December 17, 2009
ACLU axes nativity, menorah
By Jennifer Learn-Andes email@example.com
Luzerne County Reporter
A familiar nativity scene and menorah were removed from the Luzerne County Courthouse lawn Wednesday night because the American Civil Liberties Union threatened to get a restraining order.
The ACLU argues the displays violate the separation of church and state clause of the U.S. Constitution, DeLuca said.County Solicitor Vito DeLuca said a Pittsburgh lawyer from the ACLU contacted him Wednesday to give the county an opportunity to remove the items before it filed court action that was already in the works.
DeLuca said county officials opted not to spend time and money on a lawsuit – at least not at this time – because they are swamped with the budget crisis and other pressing matters.
“We didn’t feel it was in the best interest of the county at this time to fight that battle,” DeLuca said. “We believe the most prudent thing at this point was to remove the items.”
An ACLU representative could not be reached Wednesday night.
The county may revisit the matter next year and come up with alternatives that don’t violate the Constitution, DeLuca said.
DeLuca said the public should not get the impression that any county officials personally agree with the removal. He remembers spotting the courthouse nativity scene as a boy.
Commissioner Chairwoman Maryanne Petrilla said she expects people will be upset.
“Clearly, we all have our own faith, but the law’s the law. The nativity scene and menorah have been a part of the courthouse a long time, and I’m sure people remember them when they were growing up,” she said.
Petrilla said she and other county officials believed it would be “irresponsible” to engage in a lawsuit.
“We can all express our faith privately when we’re in our homes,” Petrilla said.

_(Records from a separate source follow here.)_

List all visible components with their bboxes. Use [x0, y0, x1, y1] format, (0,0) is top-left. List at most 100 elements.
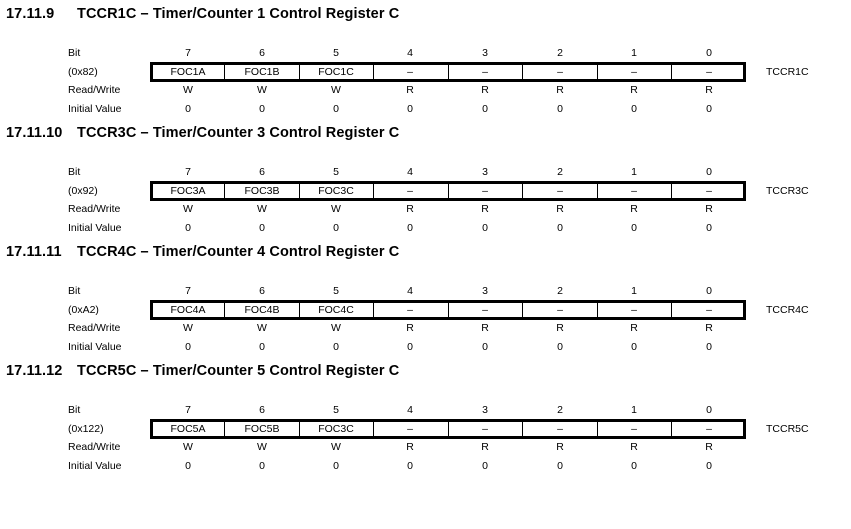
initial-value: 0	[557, 103, 563, 115]
bit-number: 4	[407, 166, 413, 178]
field-divider	[448, 65, 449, 79]
access-type: R	[556, 322, 564, 334]
field-divider	[448, 184, 449, 198]
section-heading: 17.11.10 TCCR3C – Timer/Counter 3 Control…	[6, 125, 399, 141]
access-type: R	[406, 322, 414, 334]
bit-field-name: –	[482, 185, 488, 197]
bit-number: 4	[407, 47, 413, 59]
register-address: (0x92)	[68, 185, 98, 197]
bit-number: 7	[185, 47, 191, 59]
field-divider	[522, 303, 523, 317]
section-title: TCCR1C – Timer/Counter 1 Control Registe…	[77, 6, 400, 22]
bit-row-label: Bit	[68, 404, 81, 416]
access-type: R	[481, 203, 489, 215]
bit-field-name: –	[706, 185, 712, 197]
field-divider	[373, 65, 374, 79]
bit-field-name: FOC1C	[318, 66, 354, 78]
initial-value: 0	[259, 341, 265, 353]
field-divider	[224, 65, 225, 79]
field-divider	[299, 184, 300, 198]
initial-value: 0	[631, 103, 637, 115]
bit-number: 3	[482, 166, 488, 178]
initial-value: 0	[407, 341, 413, 353]
access-type: W	[183, 322, 193, 334]
field-divider	[597, 184, 598, 198]
register-bit-fields: FOC1A FOC1B FOC1C – – – – –	[150, 62, 746, 82]
bit-field-name: –	[557, 66, 563, 78]
register-name: TCCR1C	[766, 66, 809, 78]
access-type: W	[183, 84, 193, 96]
bit-field-name: –	[631, 185, 637, 197]
register-name: TCCR4C	[766, 304, 809, 316]
access-type: R	[705, 441, 713, 453]
initial-value: 0	[259, 103, 265, 115]
register-bit-fields: FOC4A FOC4B FOC4C – – – – –	[150, 300, 746, 320]
initial-value: 0	[557, 460, 563, 472]
field-divider	[522, 65, 523, 79]
field-divider	[448, 303, 449, 317]
initial-value: 0	[706, 460, 712, 472]
field-divider	[671, 422, 672, 436]
field-divider	[671, 184, 672, 198]
register-bit-fields: FOC5A FOC5B FOC3C – – – – –	[150, 419, 746, 439]
bit-field-name: –	[482, 304, 488, 316]
bit-number: 1	[631, 47, 637, 59]
initial-value-row-label: Initial Value	[68, 460, 122, 472]
field-divider	[373, 303, 374, 317]
bit-number: 5	[333, 404, 339, 416]
initial-value: 0	[259, 460, 265, 472]
bit-row-label: Bit	[68, 285, 81, 297]
register-bit-fields: FOC3A FOC3B FOC3C – – – – –	[150, 181, 746, 201]
field-divider	[373, 184, 374, 198]
bit-number: 7	[185, 166, 191, 178]
section-heading: 17.11.11 TCCR4C – Timer/Counter 4 Control…	[6, 244, 399, 260]
initial-value: 0	[185, 460, 191, 472]
initial-value: 0	[185, 222, 191, 234]
initial-value-row-label: Initial Value	[68, 103, 122, 115]
bit-number: 2	[557, 47, 563, 59]
initial-value: 0	[706, 103, 712, 115]
access-type: R	[556, 203, 564, 215]
access-type: W	[331, 203, 341, 215]
section-title: TCCR5C – Timer/Counter 5 Control Registe…	[77, 363, 400, 379]
bit-field-name: FOC5A	[170, 423, 206, 435]
access-type: R	[556, 441, 564, 453]
bit-field-name: –	[482, 423, 488, 435]
initial-value: 0	[631, 460, 637, 472]
access-type: R	[705, 203, 713, 215]
initial-value: 0	[631, 222, 637, 234]
read-write-row-label: Read/Write	[68, 84, 121, 96]
initial-value: 0	[482, 341, 488, 353]
bit-number: 1	[631, 404, 637, 416]
bit-number: 1	[631, 166, 637, 178]
bit-field-name: FOC4B	[244, 304, 280, 316]
field-divider	[671, 303, 672, 317]
read-write-row-label: Read/Write	[68, 441, 121, 453]
bit-number: 5	[333, 285, 339, 297]
bit-number: 4	[407, 285, 413, 297]
register-address: (0x122)	[68, 423, 104, 435]
access-type: R	[630, 84, 638, 96]
field-divider	[597, 65, 598, 79]
field-divider	[224, 303, 225, 317]
bit-field-name: –	[407, 423, 413, 435]
initial-value: 0	[185, 103, 191, 115]
bit-number: 3	[482, 404, 488, 416]
bit-field-name: FOC5B	[244, 423, 280, 435]
initial-value: 0	[333, 460, 339, 472]
access-type: W	[183, 203, 193, 215]
read-write-row-label: Read/Write	[68, 322, 121, 334]
bit-row-label: Bit	[68, 166, 81, 178]
initial-value: 0	[407, 460, 413, 472]
bit-row-label: Bit	[68, 47, 81, 59]
initial-value-row-label: Initial Value	[68, 341, 122, 353]
bit-number: 6	[259, 285, 265, 297]
bit-field-name: FOC3C	[318, 423, 354, 435]
register-section: 17.11.11 TCCR4C – Timer/Counter 4 Control…	[0, 238, 851, 357]
initial-value: 0	[557, 341, 563, 353]
initial-value: 0	[333, 341, 339, 353]
initial-value: 0	[482, 222, 488, 234]
bit-number: 0	[706, 166, 712, 178]
bit-field-name: –	[631, 423, 637, 435]
access-type: R	[406, 203, 414, 215]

The nativity scene that has been placed on the lawn for decades included a manger, kings, shepherds, animals and Mary and Joseph. Building and grounds staffers placed Baby Jesus in the nativity on Christmas Eve.
Building and grounds workers removed everything except the manger and turned off the nativity spotlight.

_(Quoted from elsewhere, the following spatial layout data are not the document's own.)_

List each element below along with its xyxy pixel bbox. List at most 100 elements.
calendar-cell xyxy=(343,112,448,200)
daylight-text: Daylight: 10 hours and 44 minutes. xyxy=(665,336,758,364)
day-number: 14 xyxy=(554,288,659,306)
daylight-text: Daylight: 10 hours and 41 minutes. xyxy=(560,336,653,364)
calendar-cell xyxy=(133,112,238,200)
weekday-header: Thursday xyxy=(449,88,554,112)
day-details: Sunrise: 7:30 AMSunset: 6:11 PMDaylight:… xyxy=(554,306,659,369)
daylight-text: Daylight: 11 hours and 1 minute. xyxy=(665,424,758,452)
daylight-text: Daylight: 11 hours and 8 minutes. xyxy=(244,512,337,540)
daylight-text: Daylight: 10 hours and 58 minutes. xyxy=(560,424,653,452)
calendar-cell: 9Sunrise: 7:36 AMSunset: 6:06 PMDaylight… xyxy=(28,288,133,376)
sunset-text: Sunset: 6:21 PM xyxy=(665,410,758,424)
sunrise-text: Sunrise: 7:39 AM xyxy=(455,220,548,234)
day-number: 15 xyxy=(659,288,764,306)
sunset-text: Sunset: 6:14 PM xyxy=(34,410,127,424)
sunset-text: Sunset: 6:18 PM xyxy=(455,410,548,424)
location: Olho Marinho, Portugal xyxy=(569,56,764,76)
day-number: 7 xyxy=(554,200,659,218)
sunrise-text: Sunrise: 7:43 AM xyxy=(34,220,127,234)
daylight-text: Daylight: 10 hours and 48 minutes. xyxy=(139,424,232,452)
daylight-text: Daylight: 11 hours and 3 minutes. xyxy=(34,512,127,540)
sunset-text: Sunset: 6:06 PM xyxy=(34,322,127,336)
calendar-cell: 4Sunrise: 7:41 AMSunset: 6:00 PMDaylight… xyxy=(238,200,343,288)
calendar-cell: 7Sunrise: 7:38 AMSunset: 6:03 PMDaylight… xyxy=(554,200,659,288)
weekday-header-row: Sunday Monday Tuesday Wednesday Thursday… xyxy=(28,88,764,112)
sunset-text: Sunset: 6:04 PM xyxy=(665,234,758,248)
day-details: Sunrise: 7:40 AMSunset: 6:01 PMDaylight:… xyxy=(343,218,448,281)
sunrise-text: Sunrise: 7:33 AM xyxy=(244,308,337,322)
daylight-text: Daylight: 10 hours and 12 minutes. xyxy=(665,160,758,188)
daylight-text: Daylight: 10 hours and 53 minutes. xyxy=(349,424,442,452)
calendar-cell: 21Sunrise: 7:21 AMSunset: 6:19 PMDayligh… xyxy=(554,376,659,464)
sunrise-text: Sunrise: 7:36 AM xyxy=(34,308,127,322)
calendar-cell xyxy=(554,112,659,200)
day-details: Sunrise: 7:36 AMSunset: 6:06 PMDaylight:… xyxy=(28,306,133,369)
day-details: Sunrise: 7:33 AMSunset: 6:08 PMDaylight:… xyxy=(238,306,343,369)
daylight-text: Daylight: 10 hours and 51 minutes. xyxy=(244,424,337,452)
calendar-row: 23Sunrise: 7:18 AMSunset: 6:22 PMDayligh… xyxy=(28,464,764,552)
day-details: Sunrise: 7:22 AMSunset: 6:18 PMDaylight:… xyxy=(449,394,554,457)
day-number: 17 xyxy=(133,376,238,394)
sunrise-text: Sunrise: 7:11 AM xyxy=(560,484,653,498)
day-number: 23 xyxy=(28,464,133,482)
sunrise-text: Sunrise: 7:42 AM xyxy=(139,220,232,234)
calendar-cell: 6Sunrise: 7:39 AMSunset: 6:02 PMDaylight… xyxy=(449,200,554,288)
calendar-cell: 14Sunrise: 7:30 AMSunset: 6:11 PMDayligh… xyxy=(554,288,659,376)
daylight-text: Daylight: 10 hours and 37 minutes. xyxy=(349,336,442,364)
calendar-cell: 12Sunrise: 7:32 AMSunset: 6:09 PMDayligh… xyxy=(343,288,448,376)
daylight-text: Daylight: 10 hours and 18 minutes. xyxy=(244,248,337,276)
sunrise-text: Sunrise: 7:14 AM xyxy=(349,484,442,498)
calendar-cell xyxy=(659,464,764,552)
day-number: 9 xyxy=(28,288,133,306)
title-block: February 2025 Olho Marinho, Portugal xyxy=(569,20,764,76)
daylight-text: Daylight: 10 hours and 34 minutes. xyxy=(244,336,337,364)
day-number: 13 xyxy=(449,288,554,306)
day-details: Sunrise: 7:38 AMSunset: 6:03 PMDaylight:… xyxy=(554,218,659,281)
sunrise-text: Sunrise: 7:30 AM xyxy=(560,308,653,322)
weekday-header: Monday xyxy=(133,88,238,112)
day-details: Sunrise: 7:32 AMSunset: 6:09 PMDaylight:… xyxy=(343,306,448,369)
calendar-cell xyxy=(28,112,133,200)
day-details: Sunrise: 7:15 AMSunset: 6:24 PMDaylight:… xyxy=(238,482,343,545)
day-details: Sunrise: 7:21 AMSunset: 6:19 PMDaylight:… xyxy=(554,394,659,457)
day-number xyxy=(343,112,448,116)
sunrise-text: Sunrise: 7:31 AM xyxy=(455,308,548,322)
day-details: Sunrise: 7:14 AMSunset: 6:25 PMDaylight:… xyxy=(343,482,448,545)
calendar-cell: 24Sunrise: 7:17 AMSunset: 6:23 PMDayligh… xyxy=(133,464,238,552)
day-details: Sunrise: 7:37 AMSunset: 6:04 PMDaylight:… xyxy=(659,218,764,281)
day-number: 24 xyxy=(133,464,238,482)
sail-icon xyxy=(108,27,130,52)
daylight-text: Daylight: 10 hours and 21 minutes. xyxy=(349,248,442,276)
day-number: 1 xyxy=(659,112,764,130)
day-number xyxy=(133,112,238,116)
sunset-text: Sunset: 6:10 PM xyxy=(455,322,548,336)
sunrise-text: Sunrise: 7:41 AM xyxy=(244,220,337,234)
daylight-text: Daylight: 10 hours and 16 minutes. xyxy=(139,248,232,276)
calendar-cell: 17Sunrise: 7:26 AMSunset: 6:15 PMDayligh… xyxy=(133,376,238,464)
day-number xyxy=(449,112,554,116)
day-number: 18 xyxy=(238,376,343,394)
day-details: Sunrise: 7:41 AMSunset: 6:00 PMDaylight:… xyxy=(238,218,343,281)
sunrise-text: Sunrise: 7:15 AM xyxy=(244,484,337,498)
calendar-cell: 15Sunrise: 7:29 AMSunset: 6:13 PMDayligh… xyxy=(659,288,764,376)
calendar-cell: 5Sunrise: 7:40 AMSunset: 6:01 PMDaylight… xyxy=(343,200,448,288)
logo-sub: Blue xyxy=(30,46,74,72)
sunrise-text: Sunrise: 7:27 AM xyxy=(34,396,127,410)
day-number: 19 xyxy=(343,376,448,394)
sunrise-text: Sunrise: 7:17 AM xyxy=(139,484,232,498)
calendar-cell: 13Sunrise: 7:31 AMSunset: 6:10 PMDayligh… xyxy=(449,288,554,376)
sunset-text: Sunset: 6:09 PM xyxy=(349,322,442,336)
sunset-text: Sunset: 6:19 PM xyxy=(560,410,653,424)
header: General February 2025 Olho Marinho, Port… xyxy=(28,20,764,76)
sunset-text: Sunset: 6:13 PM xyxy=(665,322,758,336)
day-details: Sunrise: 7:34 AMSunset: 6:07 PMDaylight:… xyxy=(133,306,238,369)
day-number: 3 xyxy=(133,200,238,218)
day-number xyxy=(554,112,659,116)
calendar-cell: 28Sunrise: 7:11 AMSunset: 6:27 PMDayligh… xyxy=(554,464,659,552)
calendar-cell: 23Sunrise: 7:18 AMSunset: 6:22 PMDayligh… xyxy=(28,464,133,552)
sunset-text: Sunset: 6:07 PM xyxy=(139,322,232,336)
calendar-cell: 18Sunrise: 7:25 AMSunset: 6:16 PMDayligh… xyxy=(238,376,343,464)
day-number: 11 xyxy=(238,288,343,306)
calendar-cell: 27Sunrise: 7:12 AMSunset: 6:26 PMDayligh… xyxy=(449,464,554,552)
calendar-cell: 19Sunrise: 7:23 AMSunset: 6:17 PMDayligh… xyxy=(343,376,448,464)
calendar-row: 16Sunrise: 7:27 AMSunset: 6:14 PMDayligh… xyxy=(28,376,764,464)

DeLuca did not know if the ACLU complaint stemmed from a local concern.
The ACLU had threatened a lawsuit against the county over this issue in 1990, but a suit never materialized.
Commissioners at the time refused to comply with the removal request. They expanded the manger and decided to add a menorah. Security was also added to make sure the items were not vandalized at night.
Nativity scenes on courthouse lawns became an issue in the late 1980s after the U.S. Supreme Court ruled that a nativity scene was an endorsement of Christianity and violated separation between church and state.